I find sometimes its easier to have multiple ways of communicating that a submissive is approaching a threshold they have, either pain, or situational. It has been my experience that submissives can and very well do loose the ability to form speech coherently. So if the submissive comes to a point mentally that they muster the ability to form words, let alone loud enough for me to hear. Then I have already gone beyond what they were able to endure.

So I developed ways for them to communicate non-verbally. I find that a golf ball in the hand is more than enough to accomplish this task when the hands are not on the ground. The submissive simply lets go of the ball, and the scene is stopped until it can be determined if they are able or want to continue, or if they need the aftercare of stopping a scene with their signal. If in the prone position, then I have them extend the fingers arm straight from shoulder to wrist with the fingers spread.
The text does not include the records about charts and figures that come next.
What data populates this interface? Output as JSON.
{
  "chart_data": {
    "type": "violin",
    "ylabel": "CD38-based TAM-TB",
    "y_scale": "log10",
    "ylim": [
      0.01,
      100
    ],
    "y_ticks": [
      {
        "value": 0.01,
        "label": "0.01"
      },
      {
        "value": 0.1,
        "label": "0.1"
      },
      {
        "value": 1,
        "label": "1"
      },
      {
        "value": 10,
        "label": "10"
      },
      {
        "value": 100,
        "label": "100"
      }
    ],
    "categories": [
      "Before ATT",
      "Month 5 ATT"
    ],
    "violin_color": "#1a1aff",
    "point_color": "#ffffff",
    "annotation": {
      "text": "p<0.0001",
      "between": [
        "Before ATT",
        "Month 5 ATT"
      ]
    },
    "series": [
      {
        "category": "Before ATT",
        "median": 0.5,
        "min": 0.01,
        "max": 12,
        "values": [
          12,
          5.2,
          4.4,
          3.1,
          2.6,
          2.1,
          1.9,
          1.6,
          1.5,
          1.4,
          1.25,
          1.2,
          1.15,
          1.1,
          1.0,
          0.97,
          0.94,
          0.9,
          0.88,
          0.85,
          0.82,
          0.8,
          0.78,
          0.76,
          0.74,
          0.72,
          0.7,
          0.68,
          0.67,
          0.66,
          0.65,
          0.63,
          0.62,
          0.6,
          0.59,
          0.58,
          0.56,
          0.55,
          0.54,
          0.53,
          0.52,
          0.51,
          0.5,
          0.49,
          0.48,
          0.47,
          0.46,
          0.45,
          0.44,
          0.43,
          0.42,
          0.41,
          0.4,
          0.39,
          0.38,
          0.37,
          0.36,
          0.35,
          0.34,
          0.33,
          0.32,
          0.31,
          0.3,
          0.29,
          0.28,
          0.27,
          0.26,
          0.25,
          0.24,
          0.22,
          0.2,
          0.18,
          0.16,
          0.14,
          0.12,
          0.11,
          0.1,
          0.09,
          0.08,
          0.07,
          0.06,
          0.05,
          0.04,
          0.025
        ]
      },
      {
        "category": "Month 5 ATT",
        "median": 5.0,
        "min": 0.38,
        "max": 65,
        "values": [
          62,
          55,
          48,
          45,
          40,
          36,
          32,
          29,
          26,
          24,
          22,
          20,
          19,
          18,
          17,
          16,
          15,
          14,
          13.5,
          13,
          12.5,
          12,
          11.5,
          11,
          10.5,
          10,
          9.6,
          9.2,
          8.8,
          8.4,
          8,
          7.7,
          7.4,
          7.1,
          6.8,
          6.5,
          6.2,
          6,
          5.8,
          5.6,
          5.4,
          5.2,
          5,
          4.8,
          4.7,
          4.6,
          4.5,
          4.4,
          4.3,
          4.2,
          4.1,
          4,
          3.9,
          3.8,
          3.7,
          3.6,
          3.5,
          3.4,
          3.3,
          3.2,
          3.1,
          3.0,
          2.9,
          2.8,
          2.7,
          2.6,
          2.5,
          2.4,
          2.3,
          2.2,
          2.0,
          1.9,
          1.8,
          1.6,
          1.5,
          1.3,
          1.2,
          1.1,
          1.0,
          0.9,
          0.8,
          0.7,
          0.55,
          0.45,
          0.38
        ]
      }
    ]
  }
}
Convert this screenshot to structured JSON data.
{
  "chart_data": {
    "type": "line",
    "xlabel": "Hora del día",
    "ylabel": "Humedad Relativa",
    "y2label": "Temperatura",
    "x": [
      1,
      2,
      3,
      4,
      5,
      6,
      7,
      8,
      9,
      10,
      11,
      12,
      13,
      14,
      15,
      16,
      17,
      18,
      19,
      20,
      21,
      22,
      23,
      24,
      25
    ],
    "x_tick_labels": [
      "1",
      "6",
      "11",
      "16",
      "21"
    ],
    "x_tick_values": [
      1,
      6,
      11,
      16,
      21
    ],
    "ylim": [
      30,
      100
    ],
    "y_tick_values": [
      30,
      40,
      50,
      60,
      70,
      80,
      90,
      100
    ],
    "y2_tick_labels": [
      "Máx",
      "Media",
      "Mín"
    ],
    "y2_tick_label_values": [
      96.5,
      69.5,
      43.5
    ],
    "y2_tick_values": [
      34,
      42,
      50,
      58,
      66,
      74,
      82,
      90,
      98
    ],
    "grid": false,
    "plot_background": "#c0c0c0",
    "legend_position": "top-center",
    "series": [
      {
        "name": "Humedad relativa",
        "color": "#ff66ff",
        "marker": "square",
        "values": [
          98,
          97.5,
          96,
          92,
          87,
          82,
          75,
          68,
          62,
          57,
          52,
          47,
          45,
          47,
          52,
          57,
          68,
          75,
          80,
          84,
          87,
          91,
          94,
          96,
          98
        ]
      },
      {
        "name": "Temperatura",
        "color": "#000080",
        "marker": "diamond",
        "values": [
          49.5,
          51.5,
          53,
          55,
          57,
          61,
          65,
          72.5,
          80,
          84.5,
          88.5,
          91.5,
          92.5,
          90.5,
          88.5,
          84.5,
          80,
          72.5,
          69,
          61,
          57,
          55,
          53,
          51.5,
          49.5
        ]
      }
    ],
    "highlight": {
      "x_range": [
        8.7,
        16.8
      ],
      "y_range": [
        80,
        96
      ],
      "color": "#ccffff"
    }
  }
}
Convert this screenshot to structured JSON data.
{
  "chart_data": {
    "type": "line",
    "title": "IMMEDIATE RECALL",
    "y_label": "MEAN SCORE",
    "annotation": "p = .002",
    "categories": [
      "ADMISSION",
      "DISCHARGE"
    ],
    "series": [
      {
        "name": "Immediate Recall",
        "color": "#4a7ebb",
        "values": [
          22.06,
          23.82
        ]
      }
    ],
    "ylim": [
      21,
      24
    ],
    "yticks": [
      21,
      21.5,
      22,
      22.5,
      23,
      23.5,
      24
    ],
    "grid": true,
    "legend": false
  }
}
Watching for these signs helps me to gage if the submissive is approaching their threshold.

As far as being disappointed if a submissive uses the safe word. Yes, I am disappointed, but not in the submissive. I am disappointed in myself, as I pride myself on the ability to read the body language well enough to know if the sub is trying to communicate they want more, or to back off. The shoulders being the key.

I am never disappointed in a submissive who is able to express they have reached their ability to withstand whatever it happens to be that I am putting them through.